We have shown that there is a potential for actin-enzyme interactions in yeast cells. Our results show that in muscle, GAPDH is as good an actin-binding protein and cross-linker as aldolase, but it is much better than aldolase in yeast. We have attributed the lower-affinity interactions in yeast to the lack of a highly negatively charged N-terminus. Cross-linking of actin filaments by enzymes has been judged to be dependent on quaternary structure, with tetrameric structures being more favorable cross-linkers. In a system such as the glycolytic pathway, where enzyme-actin interactions have been suggested to play an important role in compartmentation and substrate channeling, the weak binding of yeast aldolase to yeast actin may suggest an alternative binding scheme. It is possible that yeast aldolase could possibly be “piggy-backing” to GAPDH, thus suggesting that GAPDH is a key organizing enzyme in yeast around which the cytoskeleton is organized. This hypothesis and the possibility of substrate channeling between aldolase and GAPDH in yeast will be further investigated.

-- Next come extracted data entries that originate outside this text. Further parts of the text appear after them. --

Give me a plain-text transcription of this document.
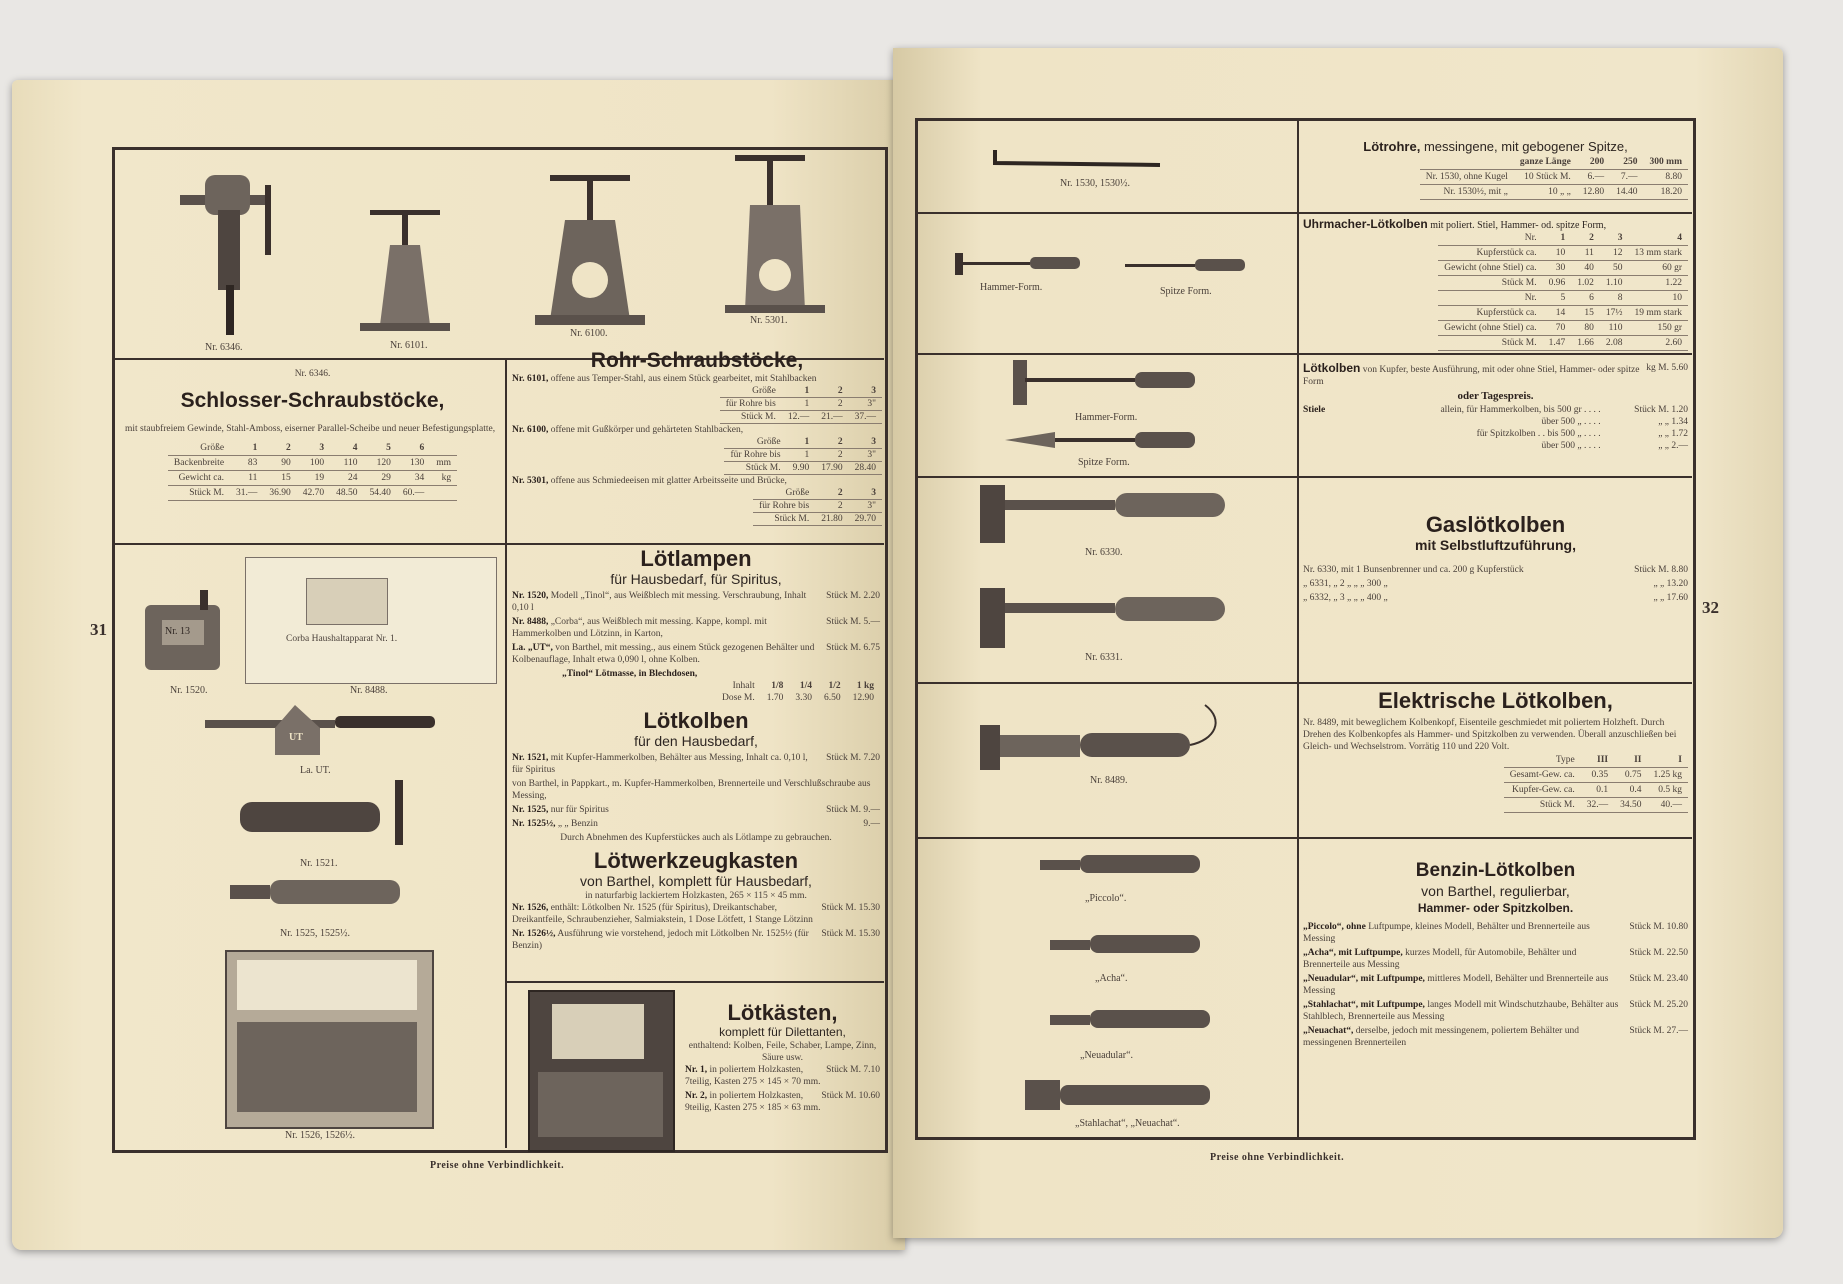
31
Preise ohne Verbindlichkeit.
Nr. 6346.	Nr. 6101.
Nr. 6100.
Nr. 5301.
Nr. 6346.
Schlosser-Schraubstöcke,
mit staubfreiem Gewinde, Stahl-Amboss, eiserner Parallel-Scheibe und neuer Befestigungsplatte,
Größe	1	2	3	4	5	6	
Backenbreite	83	90	100	110	120	130	mm
Gewicht ca.	11	15	19	24	29	34	kg
Stück M.	31.—	36.90	42.70	48.50	54.40	60.—	
Rohr-Schraubstöcke,
Nr. 6101, offene aus Temper-Stahl, aus einem Stück gearbeitet, mit Stahlbacken
Größe	1	2	3
für Rohre bis	1	2	3"
Stück M.	12.—	21.—	37.—
Nr. 6100, offene mit Gußkörper und gehärteten Stahlbacken,
Größe	1	2	3
für Rohre bis	1	2	3"
Stück M.	9.90	17.90	28.40
Nr. 5301, offene aus Schmiedeeisen mit glatter Arbeitsseite und Brücke,
Größe	2	3
für Rohre bis	2	3"
Stück M.	21.80	29.70
Nr. 13
Corba Haushaltapparat Nr. 1.
Nr. 1520.	Nr. 8488.
UT
La. UT.
Nr. 1521.
Nr. 1525, 1525½.
Nr. 1526, 1526½.
Lötlampen
für Hausbedarf, für Spiritus,
Stück M. 2.20
Nr. 1520, Modell „Tinol“, aus Weißblech mit messing. Verschraubung, Inhalt 0,10 l
Stück M. 5.—
Nr. 8488, „Corba“, aus Weißblech mit messing. Kappe, kompl. mit Hammerkolben und Lötzinn, in Karton,
Stück M. 6.75
La. „UT“, von Barthel, mit messing., aus einem Stück gezogenen Behälter und Kolbenauflage, Inhalt etwa 0,090 l, ohne Kolben.
„Tinol“ Lötmasse, in Blechdosen,
Inhalt	1/8	1/4	1/2	1 kg
Dose M.	1.70	3.30	6.50	12.90
Lötkolben
für den Hausbedarf,
Stück M. 7.20
Nr. 1521, mit Kupfer-Hammerkolben, Behälter aus Messing, Inhalt ca. 0,10 l, für Spiritus
von Barthel, in Pappkart., m. Kupfer-Hammerkolben, Brennerteile und Verschlußschraube aus Messing,
Stück M. 9.—
Nr. 1525, nur für Spiritus
9.—
Nr. 1525½, „ „ Benzin
Durch Abnehmen des Kupferstückes auch als Lötlampe zu gebrauchen.
Lötwerkzeugkasten
von Barthel, komplett für Hausbedarf,
in naturfarbig lackiertem Holzkasten, 265 × 115 × 45 mm.
Stück M. 15.30
Nr. 1526, enthält: Lötkolben Nr. 1525 (für Spiritus), Dreikantschaber, Dreikantfeile, Schraubenzieher, Salmiakstein, 1 Dose Lötfett, 1 Stange Lötzinn
Stück M. 15.30
Nr. 1526½, Ausführung wie vorstehend, jedoch mit Lötkolben Nr. 1525½ (für Benzin)
Lötkästen,
komplett für Dilettanten,
enthaltend: Kolben, Feile, Schaber, Lampe, Zinn, Säure usw.
Stück M. 7.10
Nr. 1, in poliertem Holzkasten, 7teilig, Kasten 275 × 145 × 70 mm.
Stück M. 10.60
Nr. 2, in poliertem Holzkasten, 9teilig, Kasten 275 × 185 × 63 mm.
32
Preise ohne Verbindlichkeit.
Nr. 1530, 1530½.
Hammer-Form.	Spitze Form.
Hammer-Form.
Spitze Form.
Nr. 6330.
Nr. 6331.
Nr. 8489.
„Piccolo“.
„Acha“.
„Neuadular“.
„Stahlachat“, „Neuachat“.
Lötrohre, messingene, mit gebogener Spitze,
	ganze Länge	200	250	300 mm
Nr. 1530, ohne Kugel	10 Stück M.	6.—	7.—	8.80
Nr. 1530½, mit „	10 „ „	12.80	14.40	18.20
Uhrmacher-Lötkolben mit poliert. Stiel, Hammer- od. spitze Form,
Nr.	1	2	3	4
Kupferstück ca.	10	11	12	13 mm stark
Gewicht (ohne Stiel) ca.	30	40	50	60 gr
Stück M.	0.96	1.02	1.10	1.22
Nr.	5	6	8	10
Kupferstück ca.	14	15	17½	19 mm stark
Gewicht (ohne Stiel) ca.	70	80	110	150 gr
Stück M.	1.47	1.66	2.08	2.60
kg M. 5.60
Lötkolben von Kupfer, beste Ausführung, mit oder ohne Stiel, Hammer- oder spitze Form
oder Tagespreis.
Stiele	allein, für Hammerkolben, bis 500 gr . . . .	Stück M. 1.20
über 500 „ . . . .	„ „ 1.34
für Spitzkolben . . bis 500 „ . . . .	„ „ 1.72
über 500 „ . . . .	„ „ 2.—
Gaslötkolben
mit Selbstluftzuführung,
Stück M. 8.80
Nr. 6330, mit 1 Bunsenbrenner und ca. 200 g Kupferstück
„ „ 13.20
„ 6331, „ 2 „ „ „ 300 „
„ „ 17.60
„ 6332, „ 3 „ „ „ 400 „
Elektrische Lötkolben,
Nr. 8489, mit beweglichem Kolbenkopf, Eisenteile geschmiedet mit poliertem Holzheft. Durch Drehen des Kolbenkopfes als Hammer- und Spitzkolben zu verwenden. Überall anzuschließen bei Gleich- und Wechselstrom. Vorrätig 110 und 220 Volt.
Type	III	II	I
Gesamt-Gew. ca.	0.35	0.75	1.25 kg
Kupfer-Gew. ca.	0.1	0.4	0.5 kg
Stück M.	32.—	34.50	40.—
Benzin-Lötkolben
von Barthel, regulierbar,
Hammer- oder Spitzkolben.
Stück M. 10.80
„Piccolo“, ohne Luftpumpe, kleines Modell, Behälter und Brennerteile aus Messing
Stück M. 22.50
„Acha“, mit Luftpumpe, kurzes Modell, für Automobile, Behälter und Brennerteile aus Messing
Stück M. 23.40
„Neuadular“, mit Luftpumpe, mittleres Modell, Behälter und Brennerteile aus Messing
Stück M. 25.20
„Stahlachat“, mit Luftpumpe, langes Modell mit Windschutzhaube, Behälter aus Stahlblech, Brennerteile aus Messing
Stück M. 27.—
„Neuachat“, derselbe, jedoch mit messingenem, poliertem Behälter und messingenen Brennerteilen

Overall, however, the lower form of actin is a poorer binder of glycolytic enzymes than muscle actin. Given that interactions involving the mammalian nonmuscle actin have never been studied, and considering that processes such as axonal transport are speculated to have this binding as a component, it is obvious now that actins are not identical in binding of enzymes. Therefore, the difficult proposition of purifying nonmuscle actin for the purpose of determining interactions may be attempted. A better route, however, will be to use computational modeling because in this study, the interactions were compared to hands-on experiments, and the modeling showed results that correlate with the lab results. Thus, projecting with computational modeling of brain actin interactions with enzymes will be an obvious future study.